As for the rest—well, his hair was currently in a brutally neat cut, but given that he only shaved when his scruff got itchy, and his face was all hard angles, he’d never before been described as “cute.” But he accepted that there was a lot he’d never understand about bears and left it at that.
When it came to the bed part of Stasya’s comment, Canto already had the PsyNet rushing through his mind each and every second of the day. He barely tolerated even the people he liked. He didn’t have the desire or the capacity to have anyone else that close to him for any appreciable length of time.
Anchors were loners for a reason.
Now he had to make them into a working unit. Or they would die. All of them.
DRAFT FRAMEWORK OF FERNANDEZ-MERCANT FERTILIZATION AND CONCEPTION AGREEMENT: 7 MARCH 2044
Preamble: The aim of this advice letter is to set out the main points of the proposed contract between Binh Fernandez and Magdalene Mercant for the procreation of a child for each party from their shared genetic material.
Our firm has also been asked to do further research and provide a concluding opinion, which is appended to the end of this draft framework.
Fertilization: Sperm will be provided by Binh Fernandez within three months of
the final agreement, at a mutually agreed-upon medical facility, under the supervision of Fernandez-and-Mercant-approved medics.
Eggs will be extracted from Magdalene Mercant one week prior to the date above.
Once both parties have provided their genetic material, one viable embryo will be created and implanted in Magdalene Mercant’s womb within a medically suitable time period. Given the current success rates of implantation, failure is unlikely, but should that occur, two more attempts will be made.
Should all three fail, this genetic match will be deemed unsuitable, and all remaining genetic material destroyed. The fertilization and conception contract will then be voided on a no-fault basis except for Binh Fernandez’s financial obligations as follows.
Financial Agreement: As this is a dual fertilization/conception agreement, neither party will pay the other a fee. Magdalene Mercant will carry each child to term. In recompense for that physical risk and task, Binh Fernandez will pay any and all associated medical expenses. This includes pre- and post-natal care, as well as the costs involved in egg extraction and implantation attempts. Failure of implantation will not discharge Binh Fernandez from such financial obligations.

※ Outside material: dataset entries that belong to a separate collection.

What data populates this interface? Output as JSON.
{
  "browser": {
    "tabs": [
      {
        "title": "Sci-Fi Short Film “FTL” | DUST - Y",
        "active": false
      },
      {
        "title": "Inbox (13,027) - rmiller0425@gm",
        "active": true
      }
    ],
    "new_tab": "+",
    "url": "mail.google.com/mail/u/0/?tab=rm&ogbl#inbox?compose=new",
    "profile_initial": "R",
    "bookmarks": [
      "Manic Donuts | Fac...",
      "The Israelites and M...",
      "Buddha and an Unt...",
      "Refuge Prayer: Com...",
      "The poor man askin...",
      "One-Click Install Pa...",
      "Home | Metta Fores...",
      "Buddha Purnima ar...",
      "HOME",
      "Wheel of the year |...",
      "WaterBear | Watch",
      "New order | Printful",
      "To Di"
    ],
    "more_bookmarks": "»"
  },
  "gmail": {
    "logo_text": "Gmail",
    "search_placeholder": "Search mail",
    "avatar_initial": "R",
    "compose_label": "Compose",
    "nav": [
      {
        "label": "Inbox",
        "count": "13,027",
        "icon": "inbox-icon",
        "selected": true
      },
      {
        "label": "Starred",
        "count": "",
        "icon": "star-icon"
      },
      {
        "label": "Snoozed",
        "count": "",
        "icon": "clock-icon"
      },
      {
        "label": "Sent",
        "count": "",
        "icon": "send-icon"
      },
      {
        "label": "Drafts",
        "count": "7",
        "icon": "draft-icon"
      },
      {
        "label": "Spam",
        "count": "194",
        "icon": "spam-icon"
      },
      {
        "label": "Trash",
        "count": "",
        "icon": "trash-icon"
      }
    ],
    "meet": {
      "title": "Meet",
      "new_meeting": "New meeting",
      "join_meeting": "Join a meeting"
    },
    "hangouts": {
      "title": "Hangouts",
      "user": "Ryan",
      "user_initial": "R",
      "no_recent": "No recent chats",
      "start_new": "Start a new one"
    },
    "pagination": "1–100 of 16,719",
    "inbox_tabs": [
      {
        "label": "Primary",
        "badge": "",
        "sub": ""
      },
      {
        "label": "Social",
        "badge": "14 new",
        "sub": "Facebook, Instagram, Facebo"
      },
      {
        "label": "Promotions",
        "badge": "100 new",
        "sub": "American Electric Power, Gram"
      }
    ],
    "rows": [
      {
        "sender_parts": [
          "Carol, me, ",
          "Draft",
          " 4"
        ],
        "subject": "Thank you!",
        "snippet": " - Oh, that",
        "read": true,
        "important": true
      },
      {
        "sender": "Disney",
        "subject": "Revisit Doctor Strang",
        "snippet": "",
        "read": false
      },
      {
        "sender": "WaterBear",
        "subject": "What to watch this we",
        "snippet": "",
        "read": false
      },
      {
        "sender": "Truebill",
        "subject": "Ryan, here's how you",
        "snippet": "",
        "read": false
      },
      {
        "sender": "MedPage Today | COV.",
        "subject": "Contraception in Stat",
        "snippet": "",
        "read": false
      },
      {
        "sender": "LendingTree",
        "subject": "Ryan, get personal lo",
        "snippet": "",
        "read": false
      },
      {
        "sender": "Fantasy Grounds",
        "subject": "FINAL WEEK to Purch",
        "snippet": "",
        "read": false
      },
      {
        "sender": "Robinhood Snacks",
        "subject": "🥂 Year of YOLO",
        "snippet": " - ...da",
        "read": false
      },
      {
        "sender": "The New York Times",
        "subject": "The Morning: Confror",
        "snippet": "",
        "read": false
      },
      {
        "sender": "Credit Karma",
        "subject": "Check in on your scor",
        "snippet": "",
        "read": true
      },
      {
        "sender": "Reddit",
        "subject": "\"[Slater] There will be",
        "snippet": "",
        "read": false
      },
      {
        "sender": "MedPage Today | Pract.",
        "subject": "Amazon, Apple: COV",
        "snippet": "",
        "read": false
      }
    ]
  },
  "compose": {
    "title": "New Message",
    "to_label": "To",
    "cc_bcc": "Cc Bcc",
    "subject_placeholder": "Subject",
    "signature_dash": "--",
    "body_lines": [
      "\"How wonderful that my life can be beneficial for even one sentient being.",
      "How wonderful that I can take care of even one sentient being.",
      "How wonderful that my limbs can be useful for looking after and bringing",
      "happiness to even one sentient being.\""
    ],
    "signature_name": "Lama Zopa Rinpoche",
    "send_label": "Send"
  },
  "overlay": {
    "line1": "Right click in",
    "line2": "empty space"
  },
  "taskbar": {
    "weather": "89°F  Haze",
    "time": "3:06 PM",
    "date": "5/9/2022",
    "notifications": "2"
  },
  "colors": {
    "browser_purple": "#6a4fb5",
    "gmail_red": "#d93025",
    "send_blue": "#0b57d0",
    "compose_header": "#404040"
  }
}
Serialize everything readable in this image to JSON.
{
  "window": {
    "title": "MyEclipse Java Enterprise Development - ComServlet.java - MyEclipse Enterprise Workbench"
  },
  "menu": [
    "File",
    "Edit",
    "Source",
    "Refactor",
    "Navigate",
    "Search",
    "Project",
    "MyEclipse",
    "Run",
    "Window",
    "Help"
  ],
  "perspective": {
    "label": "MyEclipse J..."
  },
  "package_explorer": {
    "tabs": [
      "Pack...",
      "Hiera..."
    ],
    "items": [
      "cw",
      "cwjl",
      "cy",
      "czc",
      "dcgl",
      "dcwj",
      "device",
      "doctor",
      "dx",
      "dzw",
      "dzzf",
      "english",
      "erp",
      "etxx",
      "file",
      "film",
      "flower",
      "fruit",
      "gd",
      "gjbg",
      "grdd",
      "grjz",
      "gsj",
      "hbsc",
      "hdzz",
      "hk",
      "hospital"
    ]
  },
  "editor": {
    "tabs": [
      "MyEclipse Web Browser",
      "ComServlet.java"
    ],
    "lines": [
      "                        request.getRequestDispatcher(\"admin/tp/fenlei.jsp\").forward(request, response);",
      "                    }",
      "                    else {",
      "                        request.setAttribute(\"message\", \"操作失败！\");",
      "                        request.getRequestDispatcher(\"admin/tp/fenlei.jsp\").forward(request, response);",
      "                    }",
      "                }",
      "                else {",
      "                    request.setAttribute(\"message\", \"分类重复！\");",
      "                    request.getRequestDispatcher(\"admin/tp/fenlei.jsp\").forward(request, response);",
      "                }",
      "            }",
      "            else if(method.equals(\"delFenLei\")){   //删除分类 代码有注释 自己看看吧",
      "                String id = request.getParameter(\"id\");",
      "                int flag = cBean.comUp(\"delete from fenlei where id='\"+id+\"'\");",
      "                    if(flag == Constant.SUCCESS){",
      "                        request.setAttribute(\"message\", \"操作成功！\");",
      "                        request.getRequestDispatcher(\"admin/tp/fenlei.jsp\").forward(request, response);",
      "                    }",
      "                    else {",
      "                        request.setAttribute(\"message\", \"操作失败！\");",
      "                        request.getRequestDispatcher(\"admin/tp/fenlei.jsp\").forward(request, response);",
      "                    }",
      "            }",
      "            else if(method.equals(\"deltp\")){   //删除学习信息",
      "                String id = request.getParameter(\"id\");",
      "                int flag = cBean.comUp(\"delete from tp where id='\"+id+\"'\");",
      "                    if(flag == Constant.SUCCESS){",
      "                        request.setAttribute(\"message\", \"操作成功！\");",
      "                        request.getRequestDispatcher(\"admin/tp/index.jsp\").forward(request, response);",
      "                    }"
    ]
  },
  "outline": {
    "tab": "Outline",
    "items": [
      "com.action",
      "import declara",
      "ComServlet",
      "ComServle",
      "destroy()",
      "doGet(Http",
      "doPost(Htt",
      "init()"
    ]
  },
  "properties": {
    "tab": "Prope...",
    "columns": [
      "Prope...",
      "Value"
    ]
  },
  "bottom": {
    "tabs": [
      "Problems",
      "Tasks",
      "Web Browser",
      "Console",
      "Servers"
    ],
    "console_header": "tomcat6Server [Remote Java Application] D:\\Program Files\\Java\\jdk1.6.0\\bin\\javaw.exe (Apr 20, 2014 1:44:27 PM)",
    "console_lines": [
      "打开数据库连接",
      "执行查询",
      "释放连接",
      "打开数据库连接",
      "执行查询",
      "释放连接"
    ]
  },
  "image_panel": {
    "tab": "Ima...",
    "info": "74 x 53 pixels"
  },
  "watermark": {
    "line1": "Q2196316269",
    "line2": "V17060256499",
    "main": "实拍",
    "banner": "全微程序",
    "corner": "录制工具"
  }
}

Issue: Binh Fernandez will have full custodial and parental rights to the first child carried successfully to term. Magdalene Mercant will have full custodial and parental rights to the second child carried successfully to term.
Dissolution: The proposed contract will end:
after the birth of the second child, at which point, Binh Fernandez will no longer have any financial obligations to Magdalene Mercant excepting any post-natal care prescribed by her physician up to six months post-birth; or
after the failure to achieve a second pregnancy after three attempts*; or
after the birth of the first child, if that first child displays physical or mental abnormalities—or if the child is stillborn. At that point, the genetic match will be deemed deficient, and both parties will be absolved of any further obligation under the contract excepting any post-natal care prescribed by Magdalene Mercant’s physician up to six months post-birth. Should the child be born alive, it will become part of Binh Fernandez’s family.